Figaro Magazine [02 août 2003]
Les actes d'Oussama ben Laden et des talibans nous ont fait percevoir avec acuité l'éclipse d'une civilisation qui, en son temps, fut admirable.
On avance parfois l'argument selon lequel le renversement du rapport de forces entre l'Orient et l'Occident serait dû non pas au déclin du premier, mais au prodigieux bond en avant du second ; la découverte du Nouveau Monde, l'essor de la science, les révolutions techniques, industrielles et politiques, autant de phénomènes qui furent à l'origine de profondes transformations, apportèrent d'immenses richesses et engendrèrent une puissance sans égale.

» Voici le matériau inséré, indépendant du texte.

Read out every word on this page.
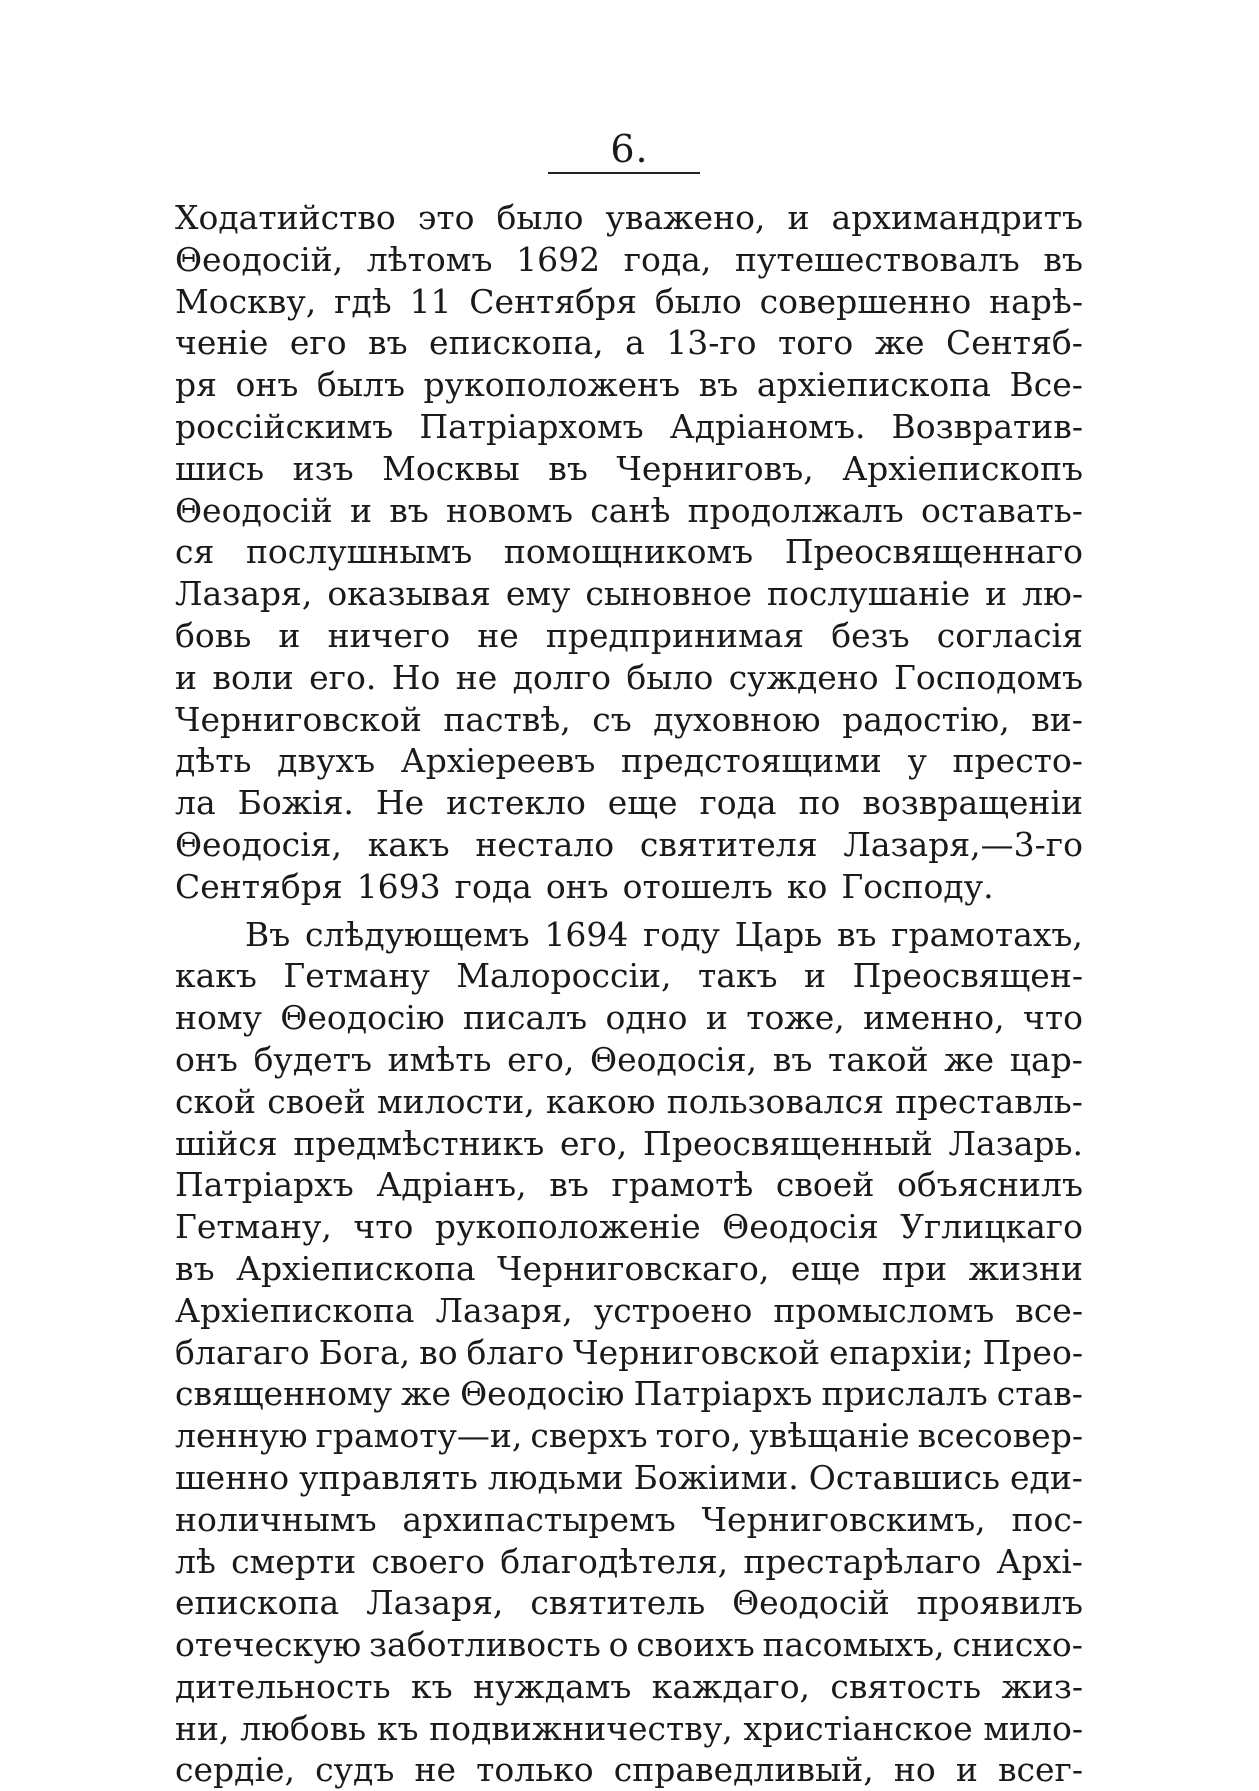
6.
Ходатийство это было уважено, и архимандритъ
Θеодосій, лѣтомъ 1692 года, путешествовалъ въ
Москву, гдѣ 11 Сентября было совершенно нарѣ-
ченіе его въ епископа, а 13-го того же Сентяб-
ря онъ былъ рукоположенъ въ архіепископа Все-
россійскимъ Патріархомъ Адріаномъ. Возвратив-
шись изъ Москвы въ Черниговъ, Архіепископъ
Θеодосій и въ новомъ санѣ продолжалъ оставать-
ся послушнымъ помощникомъ Преосвященнаго
Лазаря, оказывая ему сыновное послушаніе и лю-
бовь и ничего не предпринимая безъ согласія
и воли его. Но не долго было суждено Господомъ
Черниговской паствѣ, съ духовною радостію, ви-
дѣть двухъ Архіереевъ предстоящими у престо-
ла Божія. Не истекло еще года по возвращеніи
Θеодосія, какъ нестало святителя Лазаря,—3-го
Сентября 1693 года онъ отошелъ ко Господу.
Въ слѣдующемъ 1694 году Царь въ грамотахъ,
какъ Гетману Малороссіи, такъ и Преосвящен-
ному Θеодосію писалъ одно и тоже, именно, что
онъ будетъ имѣть его, Θеодосія, въ такой же цар-
ской своей милости, какою пользовался преставль-
шійся предмѣстникъ его, Преосвященный Лазарь.
Патріархъ Адріанъ, въ грамотѣ своей объяснилъ
Гетману, что рукоположеніе Θеодосія Углицкаго
въ Архіепископа Черниговскаго, еще при жизни
Архіепископа Лазаря, устроено промысломъ все-
благаго Бога, во благо Черниговской епархіи; Прео-
священному же Θеодосію Патріархъ прислалъ став-
ленную грамоту—и, сверхъ того, увѣщаніе всесовер-
шенно управлять людьми Божіими. Оставшись еди-
ноличнымъ архипастыремъ Черниговскимъ, пос-
лѣ смерти своего благодѣтеля, престарѣлаго Архі-
епископа Лазаря, святитель Θеодосій проявилъ
отеческую заботливость о своихъ пасомыхъ, снисхо-
дительность къ нуждамъ каждаго, святость жиз-
ни, любовь къ подвижничеству, христіанское мило-
сердіе, судъ не только справедливый, но и всег-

Mais ce genre de comparaisons ne répond pas à la question, il ne fait que la déplacer : pourquoi les navigateurs qui découvrirent l'Amérique sont-ils partis d'Espagne et non d'un port musulman de l'Atlantique, où des traversées de ce genre furent effectivement tentées à des dates antérieures ** ? Pourquoi les grandes percées scientifiques se sont-elles produites en Europe et pas, comme on aurait pu raisonnablement s'y attendre, dans les pays d'islam, plus riches, plus développés et, à tous les égards ou presque, plus éclairés ? Une autre façon plus subtile de désigner des coupables est de les chercher non pas à l'extérieur, mais à l'intérieur. C'est ainsi que l'on s'est arrêté sur la religion et, plus précisément, sur l'islam. Mais s'en prendre à l'islam n'est pas sans danger et la plupart préfèrent s'en abstenir. D'ailleurs, il ne fait pas un coupable très plausible.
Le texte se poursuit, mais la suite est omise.